Adult: Including patients with cerebral metastases: Induction: 100 mg/m2 once weekly for 3 weeks as monotherapy or 100 mg/m2 once weekly for 2 weeks in combination with other anticancer agents. Maintenance: 100 mg/m2 once weekly every 3 weeks, given 4-5 weeks after last induction dose. Doses are given via IV infusion over 1 hour or via intra-arterial infusion over 4 hours. Dosage may be reduced or withheld according to haematological status (refer to detailed product guideline).
Reconstitute with 4 mL of supplied diluent to a final concentration of 200 mg/4 mL. Further dilute with 250-400 mL of 5% dextrose in water.
Women of child-bearing potential, children and adolescents. Pregnancy and lactation. Concomitant use with yellow fever vaccine.
Not recommended for initiation within 4 weeks of receiving previous chemotherapy or 6 weeks of previous treatment with nitrosourea. Elderly. Renal and hepatic impairment.
Significant: Extravasation, bone marrow suppression (e.g. thrombocytopenia, leucopenia, anaemia), haematologic toxicity, gastrointestinal toxicity (e.g. nausea, vomiting); increased transaminases, bilirubin, and alkaline phosphatase. Blood and lymphatic system disorders: Pancytopenia. Gastrointestinal disorders: Nausea, vomiting, diarrhoea, abdominal pain. General disorders and administration site conditions: Fever, injection site reactions (e.g. phlebitis, swelling pain, redness of the vein).

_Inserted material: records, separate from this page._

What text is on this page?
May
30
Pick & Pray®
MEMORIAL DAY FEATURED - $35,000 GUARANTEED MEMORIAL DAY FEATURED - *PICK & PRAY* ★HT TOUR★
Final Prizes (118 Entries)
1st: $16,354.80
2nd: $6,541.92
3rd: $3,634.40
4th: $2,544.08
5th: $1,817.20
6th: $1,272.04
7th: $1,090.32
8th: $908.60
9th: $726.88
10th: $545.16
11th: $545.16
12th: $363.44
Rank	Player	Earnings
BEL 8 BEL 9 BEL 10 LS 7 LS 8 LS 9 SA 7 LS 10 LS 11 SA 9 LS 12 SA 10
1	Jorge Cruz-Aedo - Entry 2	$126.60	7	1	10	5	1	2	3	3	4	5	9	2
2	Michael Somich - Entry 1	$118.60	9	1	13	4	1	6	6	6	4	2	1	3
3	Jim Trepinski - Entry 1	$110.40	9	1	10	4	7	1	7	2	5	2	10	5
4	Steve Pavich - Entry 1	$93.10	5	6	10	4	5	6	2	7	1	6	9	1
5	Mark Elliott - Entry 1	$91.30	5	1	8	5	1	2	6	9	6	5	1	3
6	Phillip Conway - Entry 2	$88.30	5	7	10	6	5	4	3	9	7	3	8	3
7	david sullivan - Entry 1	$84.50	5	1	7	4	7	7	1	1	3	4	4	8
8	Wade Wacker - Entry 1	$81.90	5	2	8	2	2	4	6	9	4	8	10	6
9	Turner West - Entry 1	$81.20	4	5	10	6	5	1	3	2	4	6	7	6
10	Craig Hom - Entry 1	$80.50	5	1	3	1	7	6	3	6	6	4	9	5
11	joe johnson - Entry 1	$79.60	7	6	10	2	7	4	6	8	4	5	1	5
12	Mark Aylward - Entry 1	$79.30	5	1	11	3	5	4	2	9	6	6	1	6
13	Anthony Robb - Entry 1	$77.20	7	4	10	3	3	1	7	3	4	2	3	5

Patient Counseling Information
This medicine may cause impaired physical or mental abilities, if affected, do not drive or operate machinery.

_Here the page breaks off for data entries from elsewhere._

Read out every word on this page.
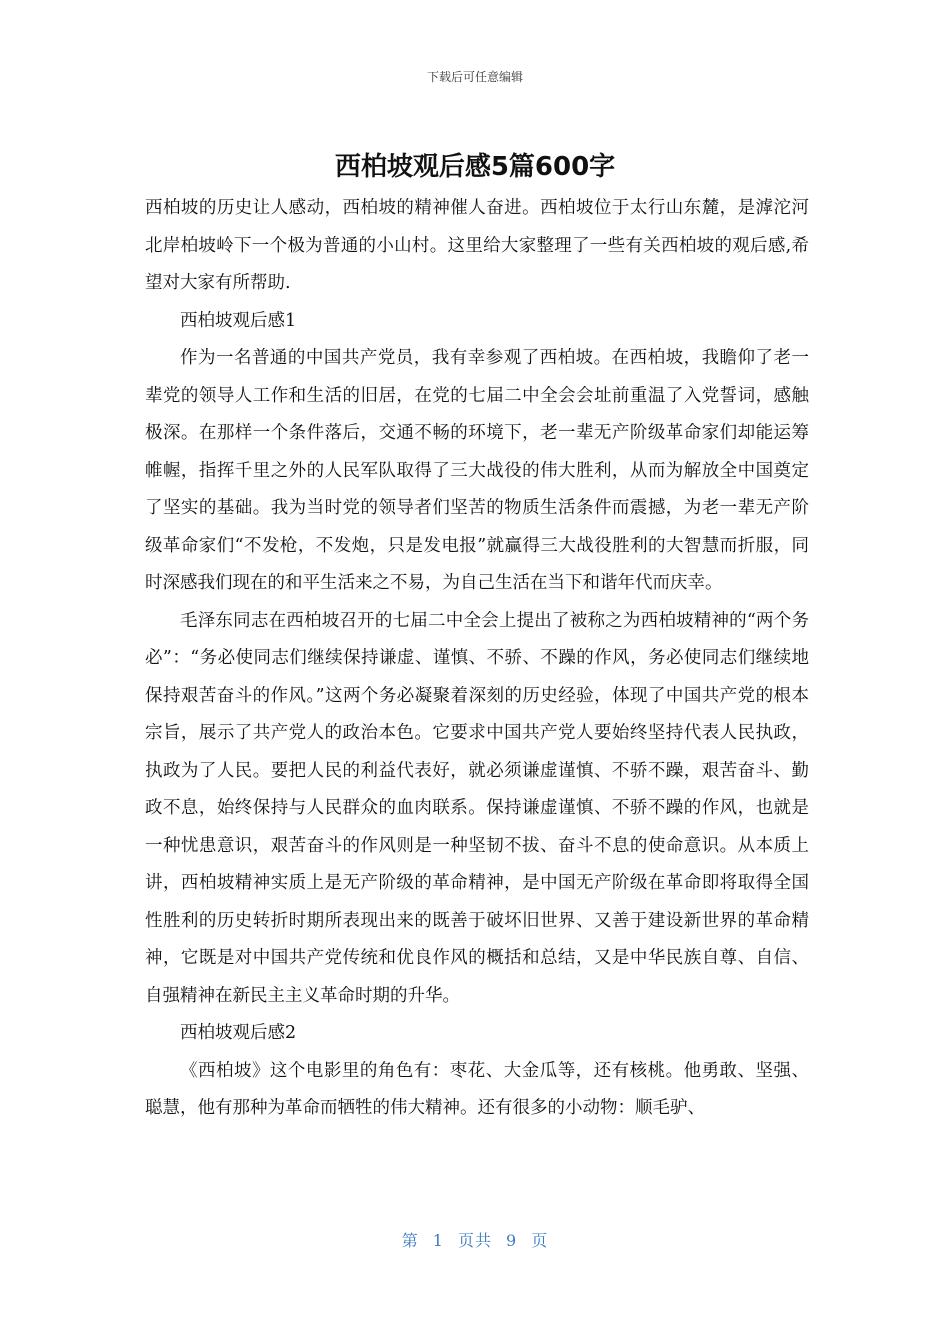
下载后可任意编辑
西柏坡观后感5篇600字

西柏坡的历史让人感动，西柏坡的精神催人奋进。西柏坡位于太行山东麓，是滹沱河北岸柏坡岭下一个极为普通的小山村。这里给大家整理了一些有关西柏坡的观后感,希望对大家有所帮助.

西柏坡观后感1

作为一名普通的中国共产党员，我有幸参观了西柏坡。在西柏坡，我瞻仰了老一辈党的领导人工作和生活的旧居，在党的七届二中全会会址前重温了入党誓词，感触极深。在那样一个条件落后，交通不畅的环境下，老一辈无产阶级革命家们却能运筹帷幄，指挥千里之外的人民军队取得了三大战役的伟大胜利，从而为解放全中国奠定了坚实的基础。我为当时党的领导者们坚苦的物质生活条件而震撼，为老一辈无产阶级革命家们“不发枪，不发炮，只是发电报”就赢得三大战役胜利的大智慧而折服，同时深感我们现在的和平生活来之不易，为自己生活在当下和谐年代而庆幸。

毛泽东同志在西柏坡召开的七届二中全会上提出了被称之为西柏坡精神的“两个务必”：“务必使同志们继续保持谦虚、谨慎、不骄、不躁的作风，务必使同志们继续地保持艰苦奋斗的作风。”这两个务必凝聚着深刻的历史经验，体现了中国共产党的根本宗旨，展示了共产党人的政治本色。它要求中国共产党人要始终坚持代表人民执政，执政为了人民。要把人民的利益代表好，就必须谦虚谨慎、不骄不躁，艰苦奋斗、勤政不息，始终保持与人民群众的血肉联系。保持谦虚谨慎、不骄不躁的作风，也就是一种忧患意识，艰苦奋斗的作风则是一种坚韧不拔、奋斗不息的使命意识。从本质上讲，西柏坡精神实质上是无产阶级的革命精神，是中国无产阶级在革命即将取得全国性胜利的历史转折时期所表现出来的既善于破坏旧世界、又善于建设新世界的革命精神，它既是对中国共产党传统和优良作风的概括和总结，又是中华民族自尊、自信、自强精神在新民主主义革命时期的升华。

西柏坡观后感2

《西柏坡》这个电影里的角色有：枣花、大金瓜等，还有核桃。他勇敢、坚强、聪慧，他有那种为革命而牺牲的伟大精神。还有很多的小动物：顺毛驴、

第 1 页共 9 页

Monitor CBC with differential (at baseline and before every treatment), LFT and renal function. Monitor infusion site.
May decrease the serum concentration of phenytoin. Increased risk of excessive immunosuppression and lymphoproliferation with immunosuppressants. Increased risk of pulmonary toxicity with dacarbazine. Potentially Fatal: Increased risk of vaccine-related disease with yellow fever vaccine.
Description: Fotemustine is a nitrosourea derivative and alkylating agent. It has a potent cytostatic activity on cells in cycle, thereby causing an accumulation of cells in G2M phase. Pharmacokinetics: Distribution: Crosses the blood brain barrier. Plasma protein binding: 25-30% to acid alpha-1 glycoprotein and albumin. Excretion: Via urine (approx 50-60%); faeces (5%); CO2 (<0.2%).
Store between 2-8°C. Reconstituted solutions must be protected from light. This is a cytotoxic drug. Follow applicable procedures for receiving, handling, administration, and disposal.